Hitachi Vantara, a wholly-owned subsidiary of Hitachi, Ltd., guides our customers from what's now to what's next by solving their digital challenges. Working alongside each customer, we apply our unmatched industrial and digital capabilities to their data and applications to benefit both business and society. More than 80% of the Fortune 100 trust Hitachi Vantara to help them develop new revenue streams, unlock competitive advantages, lower costs, enhance customer experiences, and deliver social and environmental value. Responsibilities
Required Technical and Professional Expertise
- Build, and test an optimal data pipeline architecture (preferably on any cloud environments -AWS experience is a must)
- Assemble large, complex data sets that meet functional / non-functional business requirements.
- Identify, design, and implement internal process improvements: automating manual processes, optimizing data delivery, re-designing infrastructure for greater scalability, etc.
- Rich experience in Data ingestion using Lambda Function, Python, Glue etc., from variety of sources.
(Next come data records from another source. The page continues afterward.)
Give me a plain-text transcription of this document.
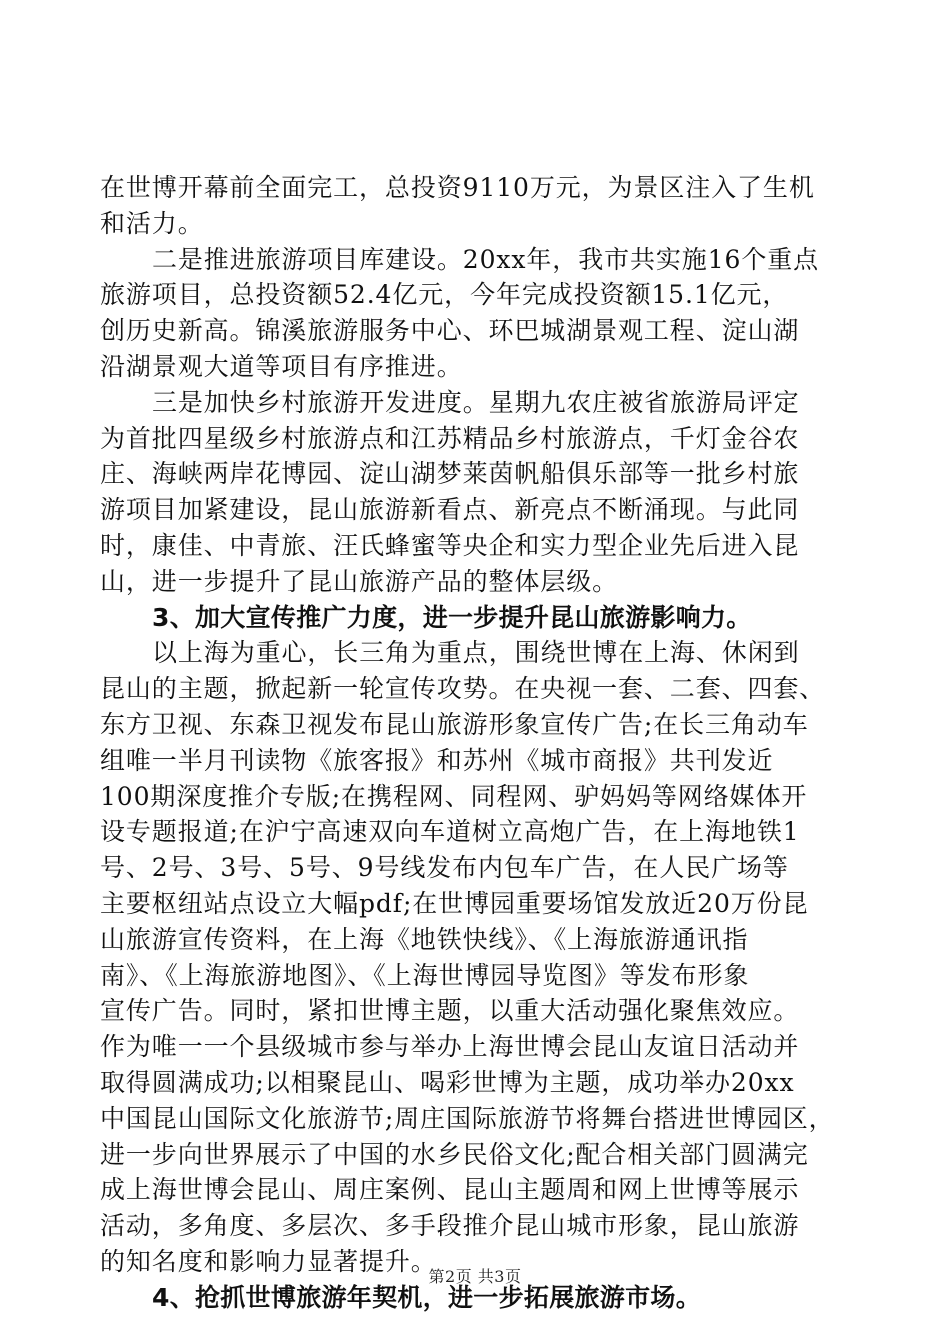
在世博开幕前全面完工，总投资9110万元，为景区注入了生机
和活力。
二是推进旅游项目库建设。20xx年，我市共实施16个重点
旅游项目，总投资额52.4亿元，今年完成投资额15.1亿元，
创历史新高。锦溪旅游服务中心、环巴城湖景观工程、淀山湖
沿湖景观大道等项目有序推进。
三是加快乡村旅游开发进度。星期九农庄被省旅游局评定
为首批四星级乡村旅游点和江苏精品乡村旅游点，千灯金谷农
庄、海峡两岸花博园、淀山湖梦莱茵帆船俱乐部等一批乡村旅
游项目加紧建设，昆山旅游新看点、新亮点不断涌现。与此同
时，康佳、中青旅、汪氏蜂蜜等央企和实力型企业先后进入昆
山，进一步提升了昆山旅游产品的整体层级。
3、加大宣传推广力度，进一步提升昆山旅游影响力。
以上海为重心，长三角为重点，围绕世博在上海、休闲到
昆山的主题，掀起新一轮宣传攻势。在央视一套、二套、四套、
东方卫视、东森卫视发布昆山旅游形象宣传广告;在长三角动车
组唯一半月刊读物《旅客报》和苏州《城市商报》共刊发近
100期深度推介专版;在携程网、同程网、驴妈妈等网络媒体开
设专题报道;在沪宁高速双向车道树立高炮广告，在上海地铁1
号、2号、3号、5号、9号线发布内包车广告，在人民广场等
主要枢纽站点设立大幅pdf;在世博园重要场馆发放近20万份昆
山旅游宣传资料，在上海《地铁快线》、《上海旅游通讯指
南》、《上海旅游地图》、《上海世博园导览图》等发布形象
宣传广告。同时，紧扣世博主题，以重大活动强化聚焦效应。
作为唯一一个县级城市参与举办上海世博会昆山友谊日活动并
取得圆满成功;以相聚昆山、喝彩世博为主题，成功举办20xx
中国昆山国际文化旅游节;周庄国际旅游节将舞台搭进世博园区，
进一步向世界展示了中国的水乡民俗文化;配合相关部门圆满完
成上海世博会昆山、周庄案例、昆山主题周和网上世博等展示
活动，多角度、多层次、多手段推介昆山城市形象，昆山旅游
的知名度和影响力显著提升。
4、抢抓世博旅游年契机，进一步拓展旅游市场。
第2页 共3页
- Build the infrastructure required for optimal extraction, transformation, and loading of data from a wide variety of data sources using SQL and cloud-based big data technologies.
- Build analytics tools that utilize the data pipeline to provide actionable insights into customer acquisition, operational efficiency and other key business performance metrics.
- Understand and implement practices to comply with PHI, GDPR and other emerging data privacy initiatives.
Preferred Technical and Professional Expertise
- 5-6 years of overall experience & 5 years of experience in a Data Engineer role
- Advanced working SQL knowledge and experience working with relational databases, query authoring (SQL) as well as working familiarity with a variety of databases (SQL Server, Oracle) & AWS services (RDS, Redshift, EC2, EMR etc.,)
- Solid experience building and optimizing big data data pipelines, architectures and data sets.
- Deep knowledge and experience with JSON and XML schemas and documents.
- Experience in Python data structures and data engineering libraries is mandatory
- Working knowledge of REST and implementation patterns pertaining to Data and Analytics.
- Build processes supporting data transformation, data structures, metadata, dependency and workload management.
- Working knowledge of message queuing, stream processing, and highly scalable big data data stores (Kafka, Kinesis, Storm) and ETL orchestration tools such as Airflow.
- Working on cloud-based big data automation and orchestration solution
- Understanding of Business Intelligence and Data Warehousing concepts and methods.
- Fully conversant with big-data processing approaches and schema-on-read methodologies. Preference for deep understanding of Spark, Databricks and Delta Lake, and applying them to solve data science and machine learning business problems.
- AWS/Azure DevOps - CI/CD.
We are an equal opportunity employer. All applicants will be considered for employment without attention to age, race, color, religion, sex, sexual orientation, gender identity, national origin, veteran or disability status.